Grêmio
As trocas e evoluções que Luís Castro conseguiu no Grêmio
- O Grêmio ainda não conseguiu jogar o futebol que precisa, mas pelo menos venceu. E, morando nesse estado, sabendo que tem Gre-Nal da decisão onde o Inter tá na zona de rebaixamento, o Grêmio pega o elevador e vai pra parte de cima da tabela. Isso faz diferença.

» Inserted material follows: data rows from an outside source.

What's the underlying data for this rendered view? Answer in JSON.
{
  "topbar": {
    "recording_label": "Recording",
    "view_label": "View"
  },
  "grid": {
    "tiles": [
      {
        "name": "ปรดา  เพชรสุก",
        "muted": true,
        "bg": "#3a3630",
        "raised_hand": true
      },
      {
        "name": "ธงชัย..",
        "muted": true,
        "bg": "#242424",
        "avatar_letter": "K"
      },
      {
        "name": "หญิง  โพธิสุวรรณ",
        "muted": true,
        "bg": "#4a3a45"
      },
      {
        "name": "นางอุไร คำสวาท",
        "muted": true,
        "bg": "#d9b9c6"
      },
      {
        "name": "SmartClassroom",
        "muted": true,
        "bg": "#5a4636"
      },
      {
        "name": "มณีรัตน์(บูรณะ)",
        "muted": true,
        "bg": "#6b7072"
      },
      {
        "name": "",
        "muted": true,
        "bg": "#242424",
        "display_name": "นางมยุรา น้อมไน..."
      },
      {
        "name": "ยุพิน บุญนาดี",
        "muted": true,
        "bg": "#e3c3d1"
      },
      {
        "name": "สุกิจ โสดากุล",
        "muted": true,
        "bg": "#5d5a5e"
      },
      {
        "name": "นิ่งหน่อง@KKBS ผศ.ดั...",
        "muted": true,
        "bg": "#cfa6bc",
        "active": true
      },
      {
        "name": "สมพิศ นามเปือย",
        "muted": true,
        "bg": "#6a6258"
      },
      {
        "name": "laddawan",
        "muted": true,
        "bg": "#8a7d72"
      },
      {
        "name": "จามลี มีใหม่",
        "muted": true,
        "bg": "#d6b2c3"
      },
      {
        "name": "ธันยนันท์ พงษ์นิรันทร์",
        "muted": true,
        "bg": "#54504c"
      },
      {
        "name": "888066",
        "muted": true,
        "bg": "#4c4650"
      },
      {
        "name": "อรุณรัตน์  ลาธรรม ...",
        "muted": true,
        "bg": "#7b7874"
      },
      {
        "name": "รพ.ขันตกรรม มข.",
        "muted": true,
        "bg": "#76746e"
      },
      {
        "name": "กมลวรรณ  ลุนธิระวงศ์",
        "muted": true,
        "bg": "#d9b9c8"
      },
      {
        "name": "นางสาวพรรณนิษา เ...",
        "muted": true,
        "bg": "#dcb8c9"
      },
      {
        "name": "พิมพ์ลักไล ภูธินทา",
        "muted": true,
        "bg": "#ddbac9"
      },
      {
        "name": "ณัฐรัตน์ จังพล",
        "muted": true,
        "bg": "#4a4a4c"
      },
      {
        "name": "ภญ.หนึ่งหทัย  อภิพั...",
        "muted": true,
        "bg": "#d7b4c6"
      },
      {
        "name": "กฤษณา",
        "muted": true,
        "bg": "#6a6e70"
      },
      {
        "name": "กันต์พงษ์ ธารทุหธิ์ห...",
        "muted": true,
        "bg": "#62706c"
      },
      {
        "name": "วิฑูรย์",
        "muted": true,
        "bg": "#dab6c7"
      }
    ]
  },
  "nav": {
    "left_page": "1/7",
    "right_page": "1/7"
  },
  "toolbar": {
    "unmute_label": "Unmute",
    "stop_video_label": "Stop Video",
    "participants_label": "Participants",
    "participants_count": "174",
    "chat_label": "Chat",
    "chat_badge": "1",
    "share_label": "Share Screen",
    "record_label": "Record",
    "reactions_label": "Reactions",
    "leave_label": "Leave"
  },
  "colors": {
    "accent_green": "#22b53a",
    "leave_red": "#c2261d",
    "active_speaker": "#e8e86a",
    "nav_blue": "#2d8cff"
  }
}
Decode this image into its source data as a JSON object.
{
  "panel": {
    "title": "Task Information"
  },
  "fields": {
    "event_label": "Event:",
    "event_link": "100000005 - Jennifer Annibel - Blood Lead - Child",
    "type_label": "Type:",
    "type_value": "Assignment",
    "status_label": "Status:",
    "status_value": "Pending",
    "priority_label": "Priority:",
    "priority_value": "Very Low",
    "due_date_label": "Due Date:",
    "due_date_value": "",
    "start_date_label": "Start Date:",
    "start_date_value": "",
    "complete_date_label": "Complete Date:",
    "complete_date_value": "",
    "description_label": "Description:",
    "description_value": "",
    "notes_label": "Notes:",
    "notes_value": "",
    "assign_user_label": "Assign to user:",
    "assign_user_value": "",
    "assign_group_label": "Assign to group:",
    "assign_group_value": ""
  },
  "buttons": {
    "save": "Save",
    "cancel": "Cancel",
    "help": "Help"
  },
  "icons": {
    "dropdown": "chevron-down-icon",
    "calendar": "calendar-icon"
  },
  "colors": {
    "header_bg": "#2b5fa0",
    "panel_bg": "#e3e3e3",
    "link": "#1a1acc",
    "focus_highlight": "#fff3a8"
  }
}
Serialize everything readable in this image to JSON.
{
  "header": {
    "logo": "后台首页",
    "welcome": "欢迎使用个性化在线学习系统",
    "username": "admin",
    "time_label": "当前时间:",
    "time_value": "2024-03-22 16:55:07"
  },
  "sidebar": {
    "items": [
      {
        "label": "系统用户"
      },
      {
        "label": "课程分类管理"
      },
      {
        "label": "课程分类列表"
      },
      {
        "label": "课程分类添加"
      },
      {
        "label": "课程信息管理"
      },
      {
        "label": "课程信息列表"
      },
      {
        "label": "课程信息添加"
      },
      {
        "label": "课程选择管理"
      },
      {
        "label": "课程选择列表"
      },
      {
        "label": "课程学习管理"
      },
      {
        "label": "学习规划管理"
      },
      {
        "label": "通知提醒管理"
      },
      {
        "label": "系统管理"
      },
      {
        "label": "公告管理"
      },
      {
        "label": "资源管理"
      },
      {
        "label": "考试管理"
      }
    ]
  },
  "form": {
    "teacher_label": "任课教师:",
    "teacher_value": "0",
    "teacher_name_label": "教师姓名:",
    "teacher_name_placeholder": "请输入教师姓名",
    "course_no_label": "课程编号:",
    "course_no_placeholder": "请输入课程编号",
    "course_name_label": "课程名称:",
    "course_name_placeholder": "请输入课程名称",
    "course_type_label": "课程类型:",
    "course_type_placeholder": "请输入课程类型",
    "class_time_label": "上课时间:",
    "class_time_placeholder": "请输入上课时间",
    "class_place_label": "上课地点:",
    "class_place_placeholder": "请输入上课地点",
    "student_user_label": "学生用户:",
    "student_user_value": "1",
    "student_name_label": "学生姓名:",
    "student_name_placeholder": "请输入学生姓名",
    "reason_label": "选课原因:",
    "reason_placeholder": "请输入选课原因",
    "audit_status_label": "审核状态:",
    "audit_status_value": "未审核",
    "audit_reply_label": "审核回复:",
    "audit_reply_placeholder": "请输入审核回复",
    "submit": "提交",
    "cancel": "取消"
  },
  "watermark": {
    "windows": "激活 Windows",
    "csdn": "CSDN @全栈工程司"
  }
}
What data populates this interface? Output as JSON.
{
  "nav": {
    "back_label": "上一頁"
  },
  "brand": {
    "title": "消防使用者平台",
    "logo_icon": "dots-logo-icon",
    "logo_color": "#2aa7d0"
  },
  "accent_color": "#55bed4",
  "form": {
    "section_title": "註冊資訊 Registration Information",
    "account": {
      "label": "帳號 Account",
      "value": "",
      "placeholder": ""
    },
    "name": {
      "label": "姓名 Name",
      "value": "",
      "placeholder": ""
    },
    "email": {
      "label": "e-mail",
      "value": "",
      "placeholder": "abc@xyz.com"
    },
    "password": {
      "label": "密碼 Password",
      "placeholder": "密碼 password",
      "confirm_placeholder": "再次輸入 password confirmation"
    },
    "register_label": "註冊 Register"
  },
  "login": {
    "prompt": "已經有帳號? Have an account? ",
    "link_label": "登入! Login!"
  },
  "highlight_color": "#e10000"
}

- Luis Castro mudou o time mais uma vez. Primeiro que voltou a trocar a dupla de zaga. Foi com Gustavo Martins e Viery na zaga. Tá claro que o Kannemann não é da preferência dele. Pode ser líder e tudo mais, mas não é titular. E o Viery falhou no gol do Galo. Deixou a bola quicar e se complicou. Erro dele. O segundo consecutivo.
- Depois, foi a chance de ver o Pavón de lateral titular, do Nardoni no meio e o Mec começando como meia também. Aliás, até o Enamorado ganhou chance como titular na direita.
- Luís Castro é prático, quem foi bem na partida anterior, ganha vaga no time titular. Quem vai mal, acaba perdendo espaço. Prevejo que mudanças devem ser rotina. Não tem muita enrolação.
- Dito isso, qualquer avaliação da partida passa pela expulsão do lateral do Galo. Justa expulsão, não se contesta isso. Apenas relato que muda o cenário de avaliação se, por exemplo, o Pavón iria bem na marcação ali do lado, por exemplo.
- Mas é óbvio que a gente pode ver coisas boas. O Nardoni é um cara de muito combate no meio-campo e ajudou o Noriega no setor. Correu um risco gigante aos 5 min quando poderia até ser expulso pela chegada.
- Penso que faltou criatividade porque o Grêmio sente a falta do Arthur. Isso é nítido. Ainda é um problema.
- Por outro lado, foi ótimo ver o Mec em campo. A meta tem que ser dar chance pro guri. O fato dele ser ambidestro chama muita atenção. Não importa o lado que a bola vem, ele sabe dar sequência nas jogadas. Bem relevante isso, hein? E não é só isso. Ele tenta a jogada. Por vezes, até demais. Só que o cara tenta. Quando começar a encaixar, pode brilhar como a gente projeta a carreira dele.
- Um ponto a ver aqui é que, mesmo com Mec, que seria mais meia do que volante, Castro fez quase um tripé no meio-campo. Afinal, Noriega era o primeiro volante, Mec jogou mais na direita e o Nardoni mais na esquerda. Teve um tripézinho ali, sim. Tanto que o Dodi entrou na do Mec, no segundo tempo.
- Enfim, Luís Castro tem um caminho a percorrer e tenho certeza que ele sabe disso. As trocas constantes me parecem um indício disso são as mudanças de jogadores afim de buscar uma melhor formação. Agora, as coisas estão evoluindo, isso é inegável.